Cet ouvrage est un moyen de découvrir le passé de ses grands-parents vivant depuis toujours en Espagne, de comprendre pourquoi ils sont ce qu’il sont, quelles ont été leurs difficultés au quotidien et de déchiffrer leurs attitudes et leurs ressentis pour développer une relation plus intime avec eux. « Je suis admirative envers eux, car, avec leur handicap, ils ont élevé trois enfants, passé leur permis de conduire, représenté des pièces de théâtre, voyagé dans des pays lointains, des démarches qui paraissent normales mais qui ont dû être difficiles ».

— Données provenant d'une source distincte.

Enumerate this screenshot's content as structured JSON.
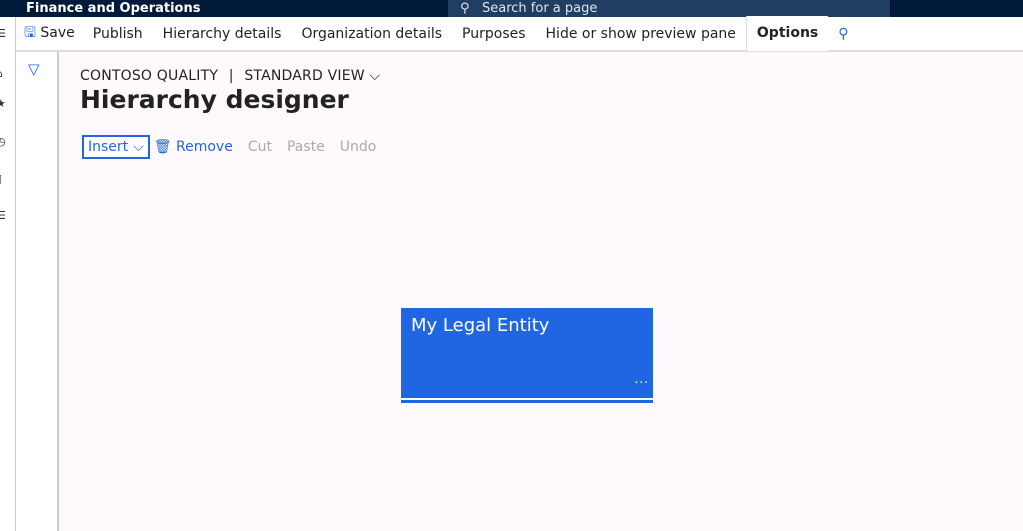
{
  "app": {
    "title": "Finance and Operations",
    "search_placeholder": "Search for a page"
  },
  "actionbar": {
    "save": "Save",
    "items": [
      "Publish",
      "Hierarchy details",
      "Organization details",
      "Purposes",
      "Hide or show preview pane"
    ],
    "options": "Options"
  },
  "header": {
    "company": "CONTOSO QUALITY",
    "separator": "|",
    "view": "STANDARD VIEW",
    "title": "Hierarchy designer"
  },
  "toolbar": {
    "insert": "Insert",
    "remove": "Remove",
    "cut": "Cut",
    "paste": "Paste",
    "undo": "Undo"
  },
  "node": {
    "name": "My Legal Entity",
    "more": "..."
  },
  "colors": {
    "accent": "#2266e3",
    "topbar": "#021a3a",
    "node": "#2066e3"
  }
}
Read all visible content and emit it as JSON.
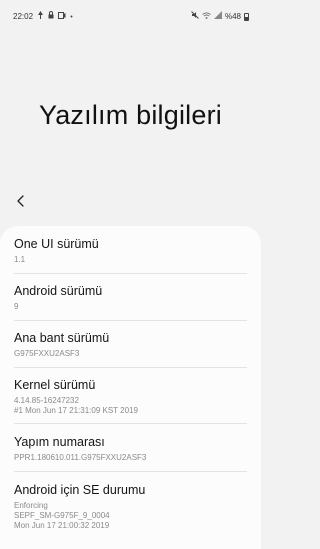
{
  "status_bar": {
    "time": "22:02",
    "battery": "%48"
  },
  "page": {
    "title": "Yazılım bilgileri"
  },
  "items": [
    {
      "title": "One UI sürümü",
      "lines": [
        "1.1"
      ]
    },
    {
      "title": "Android sürümü",
      "lines": [
        "9"
      ]
    },
    {
      "title": "Ana bant sürümü",
      "lines": [
        "G975FXXU2ASF3"
      ]
    },
    {
      "title": "Kernel sürümü",
      "lines": [
        "4.14.85-16247232",
        "#1 Mon Jun 17 21:31:09 KST 2019"
      ]
    },
    {
      "title": "Yapım numarası",
      "lines": [
        "PPR1.180610.011.G975FXXU2ASF3"
      ]
    },
    {
      "title": "Android için SE durumu",
      "lines": [
        "Enforcing",
        "SEPF_SM-G975F_9_0004",
        "Mon Jun 17 21:00:32 2019"
      ]
    }
  ]
}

En Espagne, un handicap est mieux accepté qu’en Suisse. Inès s’est sentie aussi à l’aise avec ses grands-parents sur leur terre natale que mal à l’aise lorsqu’ils lui rendaient visite près de Neuchâtel. « Plus jeune, j’ai parfois été maladroite, car je ne voulais pas que les suisses m’associent à ce handicap, car je me sentais moi-même handicapée ». Plus tard, au contraire, je trouvais cette différence « cool ». On m’a souvent demandé si j’avais honte ; mes grands-parents ont toujours fait partie de ma vie espagnole, dans laquelle il est normal de sortir, d’aller au restaurant ou à la plage en leur compagnie.

A quatre mains
Les grands-parents d’Inès subissent une surdité profonde dès leur jeune âge. Ils interprètent les voix comme un langage gestuel plus ou moins fort. Disposer de quatre sens les a parfois mis dans une situation de survie, créant une attention particulière au monde visuel qu’ils ont développé pour comprendre leur environnement. Ils ont appris la langue des signes dans des écoles spécialisées, un monde silencieux où il fallait communiquer avec autrui. Si l’éducation d’un enfant sourd est aujourd’hui bien structurée, à l’époque, l’aide aux personnes handicapées était restreinte. « Depuis toujours, mes grands-parents m’apprennent des signes alimentés de gestuelle et font l’effort d’essayer de parler. Ma mère m’a souvent traduit leurs mots mais dès mon adolescence, je suis devenue plus indépendante pour me focaliser sur mes mains et mes gestes et pour articuler mes paroles de manière plus précise. Cela nous permet d’évoquer des sujets plus en profondeur et mes grands-parents ne manquent pas de me corriger si je me trompe, en reproduisant avec des gestes ce que je leur dis, pour que je puisse voir quels sont les signes et gestes les plus appropriés ».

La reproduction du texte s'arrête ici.